Speaking of apples
Apple, little fruit that is popular for its red color. It grows on trees and is one of the favorite meals of Homer Simpson, even though Homer dropped apples on his friend after he got sick of being an actor and decided to walk out of the TV in an episode that has not yet been published. It probably will never be published, however, because a TV people can walk out of is not going to be invented. Microsoft, however, is clearly working on a solution for that problem since that would make their XBox sell more than it already does. That is not that hard, though considering that everybody that owns an XBox easily fits into Chris Farley's refrigerator.
Apples can make people rich. That has been proven many times in history. Bill Gates, former president of the Microsoft Cooperation, stole most his ideas from an apple and made more than 50 billions dollars out of it. Bill Gate's shoplifting resulted in the mouse ball used by almost every mouse that does not squeak. That is why it is shaped exactly like an apple. A normal mouse even has two buttons. Thus, it is just like the different colors of apples. Even if you squeeze a mouse it does the same thing an apple does: It gets smaller. Some computer mice even have red lights that glow up when you touch them--kind of like apples in power plants.
The taste of apples cannot be described just in simple words. Some apples are really yummy others are just baa. If you ever eat an apple that tastes like a banana however, you should consider not eating at McDonald's. The perfect apple, as described in the part about Moses in the Bible, has four different flavors. One of them is water. Good, healthy water. The other one is air and then there is wood.

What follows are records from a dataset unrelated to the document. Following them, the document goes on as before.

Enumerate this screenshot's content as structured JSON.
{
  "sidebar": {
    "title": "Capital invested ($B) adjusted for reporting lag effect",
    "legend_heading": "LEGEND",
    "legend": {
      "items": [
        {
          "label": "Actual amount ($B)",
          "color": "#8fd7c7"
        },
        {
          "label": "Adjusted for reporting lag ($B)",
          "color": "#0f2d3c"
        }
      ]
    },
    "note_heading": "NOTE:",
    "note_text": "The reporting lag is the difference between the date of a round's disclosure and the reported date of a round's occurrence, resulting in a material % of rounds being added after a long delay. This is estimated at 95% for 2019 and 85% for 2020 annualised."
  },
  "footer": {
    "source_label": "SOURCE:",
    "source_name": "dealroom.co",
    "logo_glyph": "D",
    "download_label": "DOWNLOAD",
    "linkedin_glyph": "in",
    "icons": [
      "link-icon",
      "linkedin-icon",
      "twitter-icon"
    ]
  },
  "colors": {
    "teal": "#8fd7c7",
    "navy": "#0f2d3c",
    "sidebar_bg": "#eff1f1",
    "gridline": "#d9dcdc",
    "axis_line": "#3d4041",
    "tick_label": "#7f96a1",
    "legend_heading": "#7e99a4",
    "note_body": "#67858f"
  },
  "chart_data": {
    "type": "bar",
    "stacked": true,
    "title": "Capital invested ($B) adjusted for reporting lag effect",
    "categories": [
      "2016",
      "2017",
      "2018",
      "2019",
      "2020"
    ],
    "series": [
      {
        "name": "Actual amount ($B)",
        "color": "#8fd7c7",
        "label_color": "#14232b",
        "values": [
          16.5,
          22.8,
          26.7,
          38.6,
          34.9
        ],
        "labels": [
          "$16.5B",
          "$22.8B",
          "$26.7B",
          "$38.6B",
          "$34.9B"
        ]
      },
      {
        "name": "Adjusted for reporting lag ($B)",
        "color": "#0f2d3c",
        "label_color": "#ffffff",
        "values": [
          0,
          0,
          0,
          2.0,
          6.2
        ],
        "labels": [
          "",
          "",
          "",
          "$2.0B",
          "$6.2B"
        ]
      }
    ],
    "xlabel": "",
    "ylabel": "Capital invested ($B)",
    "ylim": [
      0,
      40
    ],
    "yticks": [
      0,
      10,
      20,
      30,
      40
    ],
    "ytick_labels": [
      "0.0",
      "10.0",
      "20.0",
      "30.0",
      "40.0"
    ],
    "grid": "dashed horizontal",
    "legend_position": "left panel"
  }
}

Finally, the last flavor an apple needs to taste like an apple is apple flavor. God invented that flavor a couple thousand years ago just after he decided to put apple-shaped boobies on Eve's body.
The first one to ever eat an apple was Adam. He ate one right after God told him not to. Adam was one of the biggest rebels the world has ever known. He stole the apple from a tree and put it in his mouth. Due to the apple sound his teeth made when he chewed on it, Adam decided to name the apple apple. Therefore, Adam is recognized as the inventor of the apple and he should own one of the biggest computer companies. Unfortunately, his company is not very successful yet. It's just like apple sauce: The fake copied product gets sold more because some people think that it is better without knowing how the original really is.
Too bad Adam died very early of the apple he ate right after his first one. God told Adam that he would punish him if he ate that apple so Adam had to hide it until God went to bed that day. Unfortunately, the apple was rotten by the time Adam took his first bite. It was disgusting. The apple was not red anymore; it was brown and all igittigit. Shortly after that, Adam died in front of Eve. Eve was very sad and decided to commit suicide by eating an apple as well. Fortunately, her apple was not rotten so she survived and that is why we have women today. Without them, some important weekly magazines would not be very successful.
As one can easily see, apples changed the HIStory of the world. They shaped the human race and in order to honor apples for that, human beings decided to turn the earth, which used to be flat-paneled, in an apple-shaped sphere. By putting toxic chemicals in the water that apple trees slurp to grow, it was even possible to hold apples fresh for a long time so that they do not rot as fast anymore. Nowadays, people die of poisons created by human beings rather than of poisons created by rotting apples. Unfortunately, human beings cannot blame nature for their deaths anymore.